[<prev] [next>] [<thread-prev] [thread-next>] [day] [month] [year] [list]
Message-ID: <4F2238FA.2090509@linux.vnet.ibm.com>
Date: Fri, 27 Jan 2012 11:11:14 +0530
From: Anshuman Khandual <khandual@...ux.vnet.ibm.com>
To: Stephane Eranian <eranian@...gle.com>
CC: linux-kernel@...r.kernel.org, peterz@...radead.org, mingo@...e.hu,
acme@...radead.org, robert.richter@....com, ming.m.lin@...el.com,
andi@...stfloor.org, asharma@...com, ravitillo@....gov,
vweaver1@...s.utk.edu
Subject: Re: [PATCH 05/13] perf_events: add LBR mappings for PERF_SAMPLE_BRANCH
filters (v3)
On Monday 09 January 2012 10:19 PM, Stephane Eranian wrote:
> This patch adds the mappings from the generic PERF_SAMPLE_BRANCH_*
> filters to the actual Intel X86 LBR filters, whenever they exist.
>
> Signed-off-by: Stephane Eranian <eranian@...gle.com>
Reviewed by: Anshuman Khandual <khandual@...ux.vnet.ibm.com>
> ---
> arch/x86/kernel/cpu/perf_event.h | 2 +
> arch/x86/kernel/cpu/perf_event_intel.c | 2 +-
> arch/x86/kernel/cpu/perf_event_intel_lbr.c | 99 +++++++++++++++++++++++++++-
> 3 files changed, 100 insertions(+), 3 deletions(-)
>
> diff --git a/arch/x86/kernel/cpu/perf_event.h b/arch/x86/kernel/cpu/perf_event.h
> index 4535ada..776fb5a 100644
> --- a/arch/x86/kernel/cpu/perf_event.h
> +++ b/arch/x86/kernel/cpu/perf_event.h
> @@ -535,6 +535,8 @@ void intel_pmu_lbr_init_nhm(void);
>
> void intel_pmu_lbr_init_atom(void);
>
> +void intel_pmu_lbr_init_snb(void);
> +
> int p4_pmu_init(void);
>
> int p6_pmu_init(void);
> diff --git a/arch/x86/kernel/cpu/perf_event_intel.c b/arch/x86/kernel/cpu/perf_event_intel.c
> index 97f7bb5..b0db016 100644
> --- a/arch/x86/kernel/cpu/perf_event_intel.c
> +++ b/arch/x86/kernel/cpu/perf_event_intel.c
> @@ -1757,7 +1757,7 @@ __init int intel_pmu_init(void)

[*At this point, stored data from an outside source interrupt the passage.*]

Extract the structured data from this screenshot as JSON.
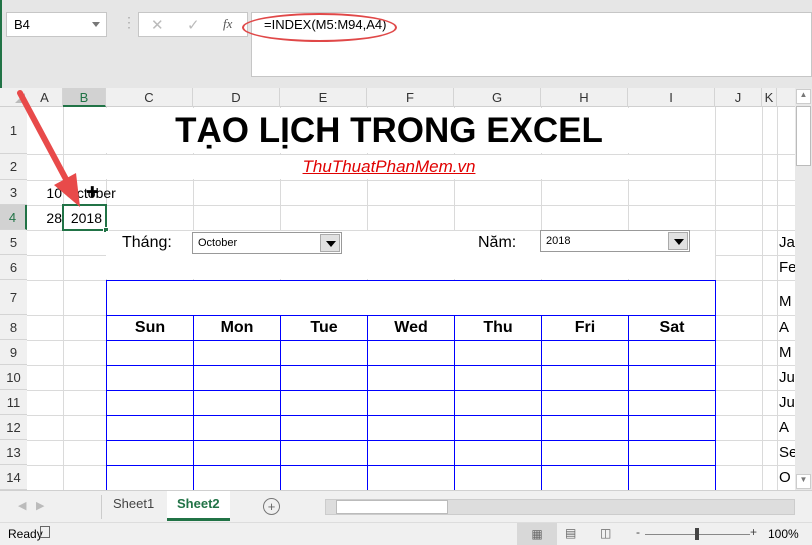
{
  "formula_bar": {
    "name_box": "B4",
    "cancel_icon": "✕",
    "enter_icon": "✓",
    "fx_label": "fx",
    "formula": "=INDEX(M5:M94,A4)"
  },
  "columns": [
    "A",
    "B",
    "C",
    "D",
    "E",
    "F",
    "G",
    "H",
    "I",
    "J",
    "K"
  ],
  "rows": [
    "1",
    "2",
    "3",
    "4",
    "5",
    "6",
    "7",
    "8",
    "9",
    "10",
    "11",
    "12",
    "13",
    "14"
  ],
  "sheet": {
    "title": "TẠO LỊCH TRONG EXCEL",
    "subtitle": "ThuThuatPhanMem.vn",
    "a3": "10",
    "b3": "October",
    "a4": "28",
    "b4": "2018",
    "month_label": "Tháng:",
    "month_value": "October",
    "year_label": "Năm:",
    "year_value": "2018",
    "weekdays": [
      "Sun",
      "Mon",
      "Tue",
      "Wed",
      "Thu",
      "Fri",
      "Sat"
    ],
    "month_list": [
      "Ja",
      "Fe",
      "M",
      "A",
      "M",
      "Ju",
      "Ju",
      "A",
      "Se",
      "O"
    ]
  },
  "sheet_tabs": [
    "Sheet1",
    "Sheet2"
  ],
  "active_tab": "Sheet2",
  "status": {
    "ready": "Ready",
    "zoom": "100%"
  },
  "colors": {
    "excel_green": "#217346",
    "calendar_border": "#0000ff",
    "subtitle": "#e00000",
    "annotation": "#e84a4a"
  }
}
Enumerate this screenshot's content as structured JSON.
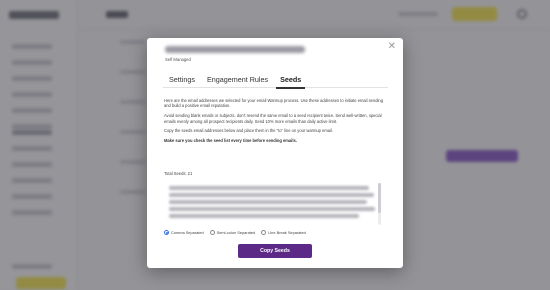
{
  "modal": {
    "managed_label": "Self Managed",
    "close_glyph": "✕",
    "tabs": [
      {
        "label": "Settings",
        "active": false
      },
      {
        "label": "Engagement Rules",
        "active": false
      },
      {
        "label": "Seeds",
        "active": true
      }
    ],
    "paragraphs": [
      "Here are the email addresses we selected for your email Warmup process. Use these addresses to initiate email sending and build a positive email reputation.",
      "Avoid sending blank emails or subjects, don't resend the same email to a seed recipient twice. Send well-written, special emails evenly among all prospect recipients daily. Send 10% more emails than daily active limit.",
      "Copy the seeds email addresses below and place them in the \"to\" line on your warmup email.",
      "Make sure you check the seed list every time before sending emails."
    ],
    "total_label": "Total Seeds: 21",
    "radio_options": [
      {
        "label": "Comma Separated",
        "selected": true
      },
      {
        "label": "Semi-colon Separated",
        "selected": false
      },
      {
        "label": "Line Break Separated",
        "selected": false
      }
    ],
    "copy_button": "Copy Seeds"
  },
  "colors": {
    "primary_button": "#5c2a86",
    "radio_selected": "#3b6fd8",
    "accent_yellow": "#f2e45c"
  },
  "icons": {
    "close": "close-icon",
    "settings": "gear-icon"
  }
}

> memcpy(hw_cache_event_ids, snb_hw_cache_event_ids,
> sizeof(hw_cache_event_ids));
>
> - intel_pmu_lbr_init_nhm();
> + intel_pmu_lbr_init_snb();
>
> x86_pmu.event_constraints = intel_snb_event_constraints;
> x86_pmu.pebs_constraints = intel_snb_pebs_event_constraints;
> diff --git a/arch/x86/kernel/cpu/perf_event_intel_lbr.c b/arch/x86/kernel/cpu/perf_event_intel_lbr.c
> index e14431f..8a1eb6c 100644
> --- a/arch/x86/kernel/cpu/perf_event_intel_lbr.c
> +++ b/arch/x86/kernel/cpu/perf_event_intel_lbr.c
> @@ -14,6 +14,47 @@ enum {
> };
>
> /*
> + * Intel LBR_SELECT bits
> + * Intel Vol3a, April 2011, Section 16.7 Table 16-10
> + *
> + * Hardware branch filter (not available on all CPUs)
> + */
> +#define LBR_KERNEL_BIT 0 /* do not capture at ring0 */
> +#define LBR_USER_BIT 1 /* do not capture at ring > 0 */
> +#define LBR_JCC_BIT 2 /* do not capture conditional branches */
> +#define LBR_REL_CALL_BIT 3 /* do not capture relative calls */
> +#define LBR_IND_CALL_BIT 4 /* do not capture indirect calls */
> +#define LBR_RETURN_BIT 5 /* do not capture near returns */
> +#define LBR_IND_JMP_BIT 6 /* do not capture indirect jumps */
> +#define LBR_REL_JMP_BIT 7 /* do not capture relative jumps */
> +#define LBR_FAR_BIT 8 /* do not capture far branches */
> +
> +#define LBR_KERNEL (1 << LBR_KERNEL_BIT)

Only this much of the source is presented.